Study Sheds Light on Prevalence of Different Types of Bradykinin-mediated Angioedema

The most common type of angioedema mediated by bradykinin is caused by the use of common blood pressure medications called angiotensin-converting enzyme inhibitors, a review study shows.

This is followed by hereditary angioedema and recurrent angioedema, occurring due to an acquired C1-inhibitor deficiency, researchers say.

The study, “Epidemiology of Bradykinin-mediated angioedema: a systematic investigation of epidemiological studies,” was published in Orphanet Journal of Rare Diseases.

Angioedema is a condition in which the deeper layers of the skin swell due to dilation of blood vessels.

A significant number of angioedema cases are mediated by histamine; however, a substantial proportion can also be mediated by bradykinin — a molecule that plays a prominent role in dilating blood vessels.

Bradykinin-mediated angioedema (Bk-AE) can develop from a variety of circumstances that cause high levels of bradykinin. It can result from a slow-down in bradykinin degradation following the use of an angiotensin-converting enzyme inhibitor (ACEi-AE).

It can also be caused by an acquired deficiency of the C1-inhibitor, which leads to the uncontrolled production of bradykinin, such as that observed in hereditary angioedema (C1-INH-HAE) and recurrent angioedema (C1-INH-AAE).

Treatments for Bk-AE must either target the production or receptor activity of bradykinin. This is essential, particularly in life-threatening situations where inappropriate treatment could lead to risk of suffocation.

Since knowledge of the incidence, prevalence, and distribution of Bk-AE may help improve its management and raise awareness among physicians, researchers conducted a systematic review of the epidemiological literature on Bk-AE.

Through this review, researchers were able to identify four publications that reported the prevalence of ACEI-AE, six that reported C1-INH-HAE, and one that reported C1-INH-AAE.

Overall, researchers discovered that the prevalence of ACEI-AEs is approximately 1.5 per 10,000, C1-INH-HAE is 1.5 per 100,000, and C1-INH-AAE is 1.5 per 1 million, meaning that for every 100 patients with ACEI-AE, there are 10 patients with C1-INH-HAE and one patient with C1-INH-AAE.
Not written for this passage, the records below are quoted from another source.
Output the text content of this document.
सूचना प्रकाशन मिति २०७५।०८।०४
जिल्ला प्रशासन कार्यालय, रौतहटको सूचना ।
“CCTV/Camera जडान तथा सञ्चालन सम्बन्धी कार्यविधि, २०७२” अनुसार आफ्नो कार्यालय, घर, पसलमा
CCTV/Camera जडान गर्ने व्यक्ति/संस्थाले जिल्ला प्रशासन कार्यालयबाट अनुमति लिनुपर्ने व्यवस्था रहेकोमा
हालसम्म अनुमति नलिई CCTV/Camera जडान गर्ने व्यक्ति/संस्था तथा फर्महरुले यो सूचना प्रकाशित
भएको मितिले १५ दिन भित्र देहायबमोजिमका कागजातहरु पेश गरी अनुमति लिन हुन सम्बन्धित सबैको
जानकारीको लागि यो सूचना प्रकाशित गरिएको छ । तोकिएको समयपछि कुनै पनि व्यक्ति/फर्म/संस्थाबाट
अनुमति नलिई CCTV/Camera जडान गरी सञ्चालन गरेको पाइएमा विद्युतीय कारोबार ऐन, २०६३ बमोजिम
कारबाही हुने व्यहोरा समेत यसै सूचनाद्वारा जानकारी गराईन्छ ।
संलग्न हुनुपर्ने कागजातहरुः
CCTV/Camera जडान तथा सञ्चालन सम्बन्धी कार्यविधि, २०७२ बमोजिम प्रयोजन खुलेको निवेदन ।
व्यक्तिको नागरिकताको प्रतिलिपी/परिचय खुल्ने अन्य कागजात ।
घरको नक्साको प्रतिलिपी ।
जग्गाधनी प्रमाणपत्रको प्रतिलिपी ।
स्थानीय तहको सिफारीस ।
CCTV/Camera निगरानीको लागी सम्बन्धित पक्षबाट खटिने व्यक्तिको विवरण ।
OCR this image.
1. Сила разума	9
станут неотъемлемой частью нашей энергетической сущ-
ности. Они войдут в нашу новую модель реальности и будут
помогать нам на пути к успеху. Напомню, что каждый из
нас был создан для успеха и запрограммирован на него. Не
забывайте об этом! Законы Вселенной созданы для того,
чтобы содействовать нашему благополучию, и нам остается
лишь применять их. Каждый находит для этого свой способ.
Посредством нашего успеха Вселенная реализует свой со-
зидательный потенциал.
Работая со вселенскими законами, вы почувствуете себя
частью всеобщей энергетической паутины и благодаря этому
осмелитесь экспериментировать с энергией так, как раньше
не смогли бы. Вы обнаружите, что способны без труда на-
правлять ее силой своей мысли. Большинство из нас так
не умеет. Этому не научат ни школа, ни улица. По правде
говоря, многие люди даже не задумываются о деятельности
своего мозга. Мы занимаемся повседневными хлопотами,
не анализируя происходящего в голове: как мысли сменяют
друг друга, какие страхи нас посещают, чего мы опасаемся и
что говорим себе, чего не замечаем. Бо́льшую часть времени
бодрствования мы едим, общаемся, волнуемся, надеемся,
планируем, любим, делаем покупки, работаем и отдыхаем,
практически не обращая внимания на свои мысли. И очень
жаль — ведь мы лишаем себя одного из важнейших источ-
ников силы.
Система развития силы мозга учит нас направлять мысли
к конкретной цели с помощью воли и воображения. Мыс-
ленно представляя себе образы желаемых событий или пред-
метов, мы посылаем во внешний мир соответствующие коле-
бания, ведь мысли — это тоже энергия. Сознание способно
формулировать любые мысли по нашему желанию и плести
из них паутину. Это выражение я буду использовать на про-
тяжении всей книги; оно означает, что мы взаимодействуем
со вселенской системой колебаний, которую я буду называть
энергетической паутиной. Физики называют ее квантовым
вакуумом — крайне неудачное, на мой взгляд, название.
Researchers also determined that ACEI-AE patients have approximately one angioedema attack per year, while patients with C1-INH-HAE and C1-INH-AAE experience 10 per year.

Because treatments for histamine-mediated angioedema would not appropriately treat bradykinin-mediated angioedema, these numbers highlight the significant need to determine the underlying cause of angioedema prior to treatment.

“Epidemiological evidence on Bk-AE is largely limited to North America and Europe. ACEI-AE is more common than C1-INH-HAE (10:1), which is more common than C1-INH-AAE (10:1),” the investigators concluded.

“More studies are needed to comprehensively assess the epidemiological burden of Bk-AE,” they said.